First Solar (NASDAQ:FSLR) is already the biggest winner of the Trump administration's new tariffs on solar imports. The threat of tariffs in 2017 led customers to put a high value on the company's thin-film panels, which weren't threatened by tariffs and ensured the cost structure of projects being built years in the future.
Now that we know what tariffs will be (30% over the next year declining to 15% in the fourth year), everyone can plan for the tariffs coming down the pipeline. Here's how First Solar can lock in its advantage for years to come.
What we already know
First Solar expects to ship 2.7 GW to 2.8 GW in 2018 and a total of 13.8 GW of solar panels from 2018 to 2020. That's the supply available for the company in the first three years of tariffs.

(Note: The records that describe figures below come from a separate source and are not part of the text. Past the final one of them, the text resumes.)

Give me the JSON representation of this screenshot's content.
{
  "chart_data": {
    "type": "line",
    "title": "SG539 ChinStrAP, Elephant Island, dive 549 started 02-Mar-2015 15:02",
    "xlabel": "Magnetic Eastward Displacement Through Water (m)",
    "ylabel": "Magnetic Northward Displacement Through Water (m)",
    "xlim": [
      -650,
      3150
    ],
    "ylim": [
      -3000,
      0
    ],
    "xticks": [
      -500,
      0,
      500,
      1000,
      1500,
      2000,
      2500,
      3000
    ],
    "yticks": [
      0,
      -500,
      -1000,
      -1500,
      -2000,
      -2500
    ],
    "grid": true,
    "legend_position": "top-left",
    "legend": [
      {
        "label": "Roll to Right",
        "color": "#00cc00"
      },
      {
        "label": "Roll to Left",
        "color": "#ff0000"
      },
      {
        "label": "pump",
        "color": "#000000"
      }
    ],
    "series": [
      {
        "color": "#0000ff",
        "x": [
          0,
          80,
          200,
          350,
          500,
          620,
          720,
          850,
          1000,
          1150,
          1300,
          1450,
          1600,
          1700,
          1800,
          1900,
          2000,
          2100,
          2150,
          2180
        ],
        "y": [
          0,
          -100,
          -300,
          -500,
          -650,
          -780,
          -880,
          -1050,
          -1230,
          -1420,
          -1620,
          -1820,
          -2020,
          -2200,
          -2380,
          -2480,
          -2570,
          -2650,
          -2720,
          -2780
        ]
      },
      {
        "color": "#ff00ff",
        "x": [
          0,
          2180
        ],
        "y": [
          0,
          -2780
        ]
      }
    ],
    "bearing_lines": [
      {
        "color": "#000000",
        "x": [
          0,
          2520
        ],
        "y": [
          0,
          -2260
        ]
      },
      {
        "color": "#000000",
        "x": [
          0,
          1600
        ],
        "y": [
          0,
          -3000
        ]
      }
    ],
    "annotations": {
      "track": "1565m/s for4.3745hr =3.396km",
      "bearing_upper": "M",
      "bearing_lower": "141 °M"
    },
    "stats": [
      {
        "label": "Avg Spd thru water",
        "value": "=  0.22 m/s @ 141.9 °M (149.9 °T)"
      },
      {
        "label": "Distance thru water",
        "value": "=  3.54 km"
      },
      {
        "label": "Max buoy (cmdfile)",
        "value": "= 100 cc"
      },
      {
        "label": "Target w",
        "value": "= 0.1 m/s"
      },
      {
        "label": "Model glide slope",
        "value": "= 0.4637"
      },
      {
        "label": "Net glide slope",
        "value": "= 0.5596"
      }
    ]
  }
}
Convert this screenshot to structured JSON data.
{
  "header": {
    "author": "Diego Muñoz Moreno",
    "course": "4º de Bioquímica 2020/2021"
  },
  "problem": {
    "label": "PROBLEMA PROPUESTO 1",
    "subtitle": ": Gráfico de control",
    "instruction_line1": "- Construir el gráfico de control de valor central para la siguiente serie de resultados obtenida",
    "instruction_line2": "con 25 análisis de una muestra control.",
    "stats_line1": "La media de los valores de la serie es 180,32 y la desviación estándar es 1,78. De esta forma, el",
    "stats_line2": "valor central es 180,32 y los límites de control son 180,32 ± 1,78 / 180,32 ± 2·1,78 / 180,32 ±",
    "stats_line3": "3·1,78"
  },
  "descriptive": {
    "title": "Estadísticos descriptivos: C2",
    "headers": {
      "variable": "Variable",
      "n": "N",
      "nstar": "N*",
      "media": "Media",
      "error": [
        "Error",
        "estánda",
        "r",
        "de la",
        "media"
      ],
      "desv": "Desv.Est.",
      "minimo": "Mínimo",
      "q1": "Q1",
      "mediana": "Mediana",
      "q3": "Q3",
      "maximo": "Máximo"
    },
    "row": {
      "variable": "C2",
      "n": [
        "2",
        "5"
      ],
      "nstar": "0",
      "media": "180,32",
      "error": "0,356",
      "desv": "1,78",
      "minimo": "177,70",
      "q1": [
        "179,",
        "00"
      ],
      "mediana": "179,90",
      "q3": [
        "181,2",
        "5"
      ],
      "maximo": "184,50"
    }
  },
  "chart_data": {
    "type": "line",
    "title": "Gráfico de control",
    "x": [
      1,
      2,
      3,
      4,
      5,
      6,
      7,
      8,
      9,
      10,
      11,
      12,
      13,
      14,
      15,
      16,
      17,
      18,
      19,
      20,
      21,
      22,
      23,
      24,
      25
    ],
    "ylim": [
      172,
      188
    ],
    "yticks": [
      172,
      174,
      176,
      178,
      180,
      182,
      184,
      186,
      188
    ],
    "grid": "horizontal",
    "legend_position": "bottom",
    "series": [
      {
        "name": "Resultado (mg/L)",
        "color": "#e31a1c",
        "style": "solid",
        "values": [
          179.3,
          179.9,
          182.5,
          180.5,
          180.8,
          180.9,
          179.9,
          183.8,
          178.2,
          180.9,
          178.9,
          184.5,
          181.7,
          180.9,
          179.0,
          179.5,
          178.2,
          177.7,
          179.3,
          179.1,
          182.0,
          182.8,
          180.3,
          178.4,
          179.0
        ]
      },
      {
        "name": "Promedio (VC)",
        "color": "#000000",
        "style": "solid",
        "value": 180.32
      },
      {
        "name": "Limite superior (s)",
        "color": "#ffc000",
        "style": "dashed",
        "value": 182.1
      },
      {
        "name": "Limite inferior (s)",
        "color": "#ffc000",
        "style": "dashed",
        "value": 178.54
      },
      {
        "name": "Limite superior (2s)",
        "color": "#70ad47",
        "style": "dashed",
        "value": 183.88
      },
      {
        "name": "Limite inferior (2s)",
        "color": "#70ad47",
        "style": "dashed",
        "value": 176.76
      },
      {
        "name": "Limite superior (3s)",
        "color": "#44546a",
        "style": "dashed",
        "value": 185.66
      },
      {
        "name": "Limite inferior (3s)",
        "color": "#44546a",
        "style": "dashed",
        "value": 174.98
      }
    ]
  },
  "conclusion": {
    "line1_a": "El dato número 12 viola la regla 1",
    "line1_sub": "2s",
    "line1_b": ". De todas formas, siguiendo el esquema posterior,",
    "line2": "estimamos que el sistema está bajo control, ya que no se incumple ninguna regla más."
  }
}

There's already 7.5 GW of that supply already contracted as of First Solar's last disclosure, meaning there's 6.3 GW of solar panels available to sell in the U.S. tariff-free. This is what First Solar has available to capitalize on.
What we don't know
Although we know that tariffs are going to hit U.S. solar imports, we don't know the final impact on the industry. If the overall market shrinks to 10 GW in 2018, as GTM Research anticipates, First Solar could fill up to 2.7 GW of that demand, or more in 2019 and beyond, and domestic suppliers will add around 1 GW more. Since there are 2.5 GW of solar cell imports exempted, which would likely be made into solar modules by someone (who is TBD), that leaves just 3.8 GW of solar imports that could be hit by tariffs.
The tariff may not have as big an impact as the market thinks, either. According to the U.S. Solar Market Insight from Q4 2017, strong demand for solar panels caused prices to rise $0.07 to $0.45 in Q3 2017. Tariffs are expected to add $0.10 per watt to the price of solar panels in the first year, so the price increase won't be out of line with normal price fluctuations.
What First Solar needs is the post-tariff price of solar panels to rise beyond market prices in 2017, when it booked 6.7 GW of contracts at advantageous pricing. It remains to be seen where the market will end with panel prices, but booking its remaining 6.3 GW of supply between now and 2020 at elevated prices will be a plus to the bottom line.
Can First Solar make tariff advantage last?
In 2017, though First Solar didn't have an edge over silicon-based solar panels, there was a perceived advantage from both rivals and developers. Competitors weren't willing to sell solar panels to customers and guarantee they would absorb any tariff, pushing developers to First Solar's tariff-free panels.
First Solar saw this as an opportunity to book billions in future revenue even before the tariff decision was decided. In total, more than 6.7 GW of panel bookings were made in 2017 and the company decided to increase manufacturing capacity from 4.0 GW to 5.7 GW. It locked in a benefit for years to come.
It could do the same over the next few years by booking solar panel sales past the end of tariffs in 2021. Contracting sales through 2022 or 2023 could ensure the company remains profitable well into the next decade.
Why First Solar is positioned to succeed
There's certainly a short-term tailwind for First Solar, but the company can use that to set itself up for long-term success. The windfall of 2017 was used to lock up long-term supply agreements and build new capacity, and now that we know tariffs are hitting competitors, the company can book a few more years out and guarantee strong profitability through the end of tariffs in 2021 and maybe beyond.
As solar competitors look for ways to make even the smallest profit, First Solar will be reaping profits from its unique position in the solar industry for years to come.